The voids between the footings are filled with gravel
Pouring the basement floor
Preparing the floor for the power trowler

The Basement Floor

We lost a few days due to rain - it has been unusually wet here this year.

The process of getting the cement slab down came in three steps: Filling up the basement up to the level of the footings with gravel, installing the radiant floor heating, and last, pouring the concrete. I have provided more information about the installation of the radiant floor heating as a sepaerate topic (prior to this one) - although it is actually done between the gravel fill and pouring the cement.

Each of the steps took one day - although the gravel did not actually take an entire day, by the time the gravel was in place it was too late for the plumber to begin the radiant floor installation.

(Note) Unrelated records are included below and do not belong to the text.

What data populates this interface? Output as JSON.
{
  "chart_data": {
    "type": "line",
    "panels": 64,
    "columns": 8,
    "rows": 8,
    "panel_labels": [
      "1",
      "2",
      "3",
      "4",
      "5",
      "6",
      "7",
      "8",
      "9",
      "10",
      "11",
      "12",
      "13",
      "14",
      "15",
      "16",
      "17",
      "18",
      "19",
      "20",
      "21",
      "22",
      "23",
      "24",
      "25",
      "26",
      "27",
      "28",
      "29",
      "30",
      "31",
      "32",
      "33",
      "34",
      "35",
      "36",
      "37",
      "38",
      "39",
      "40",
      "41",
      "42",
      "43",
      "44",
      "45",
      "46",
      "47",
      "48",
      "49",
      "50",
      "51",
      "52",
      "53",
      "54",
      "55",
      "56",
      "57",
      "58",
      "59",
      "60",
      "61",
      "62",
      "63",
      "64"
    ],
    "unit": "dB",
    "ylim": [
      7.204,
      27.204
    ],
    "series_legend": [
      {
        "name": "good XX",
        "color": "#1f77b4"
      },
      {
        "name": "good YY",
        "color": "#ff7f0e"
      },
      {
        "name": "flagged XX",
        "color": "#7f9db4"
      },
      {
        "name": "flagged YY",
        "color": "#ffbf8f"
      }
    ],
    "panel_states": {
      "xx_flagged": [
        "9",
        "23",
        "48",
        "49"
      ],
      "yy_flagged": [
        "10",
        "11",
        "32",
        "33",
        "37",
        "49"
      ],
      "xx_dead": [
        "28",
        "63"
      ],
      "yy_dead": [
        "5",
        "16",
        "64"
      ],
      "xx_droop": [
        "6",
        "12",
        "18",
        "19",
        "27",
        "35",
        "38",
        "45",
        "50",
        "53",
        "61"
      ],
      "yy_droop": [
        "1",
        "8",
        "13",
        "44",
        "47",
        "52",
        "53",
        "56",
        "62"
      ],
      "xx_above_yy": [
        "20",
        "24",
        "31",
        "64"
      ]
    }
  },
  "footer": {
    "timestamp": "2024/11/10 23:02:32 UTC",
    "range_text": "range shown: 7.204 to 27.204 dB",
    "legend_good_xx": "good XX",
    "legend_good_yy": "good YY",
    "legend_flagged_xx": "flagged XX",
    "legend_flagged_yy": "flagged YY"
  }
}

The gravel was "shot" into the basement with a truck, and then raked out to make things even. The gravel provides a good base for drainage below the house, and also fills in the dead space between the footings - if you tried to pour a basement floor without gravel, you would unnecessarily spend a fortune in concrete.

Because of the rain delay we had, Mark (the builder) was very anxious to get things going again as soon as the weather cleared up. He is great at keeping the project moving (it continually amazes me how fast!) and to make up for any lost time. The crew that we initially had hired for pouring the floor was unavailable till early next week, so Mark jumped in, grabbed a few guys he used to employ, and poured the floor himself! (In past years, Mark owned and operated a flatwork business.) Mark and his crew did a beautiful job on the floor, although Mark said he doesn't miss the work much.

We had not planned on using a cement pump truck for the basement floor, but the shape of the lot makes it difficult for cement trucks to get in close. Also, even if the cement trucks were able to get in close enough to pour the concrete in over the edge, Mark was nervous that the weight of the concrete falling into the basement would displace the radiant heat pipes that the plumber had so carefully set.

I think the pump truck helped the guys do a better job, and made the work go faster. Watching them work was fascinating - they make it look so easy. Although I have not done much, I have helped out on enough flatwork projects to know that pouring a level, even and smooth concrete floor requires a lot of skill.

After they finished smoothing the floor with hand tools, they returned a few hours later and put the final (glass-like) finish on the floor with a power trowel.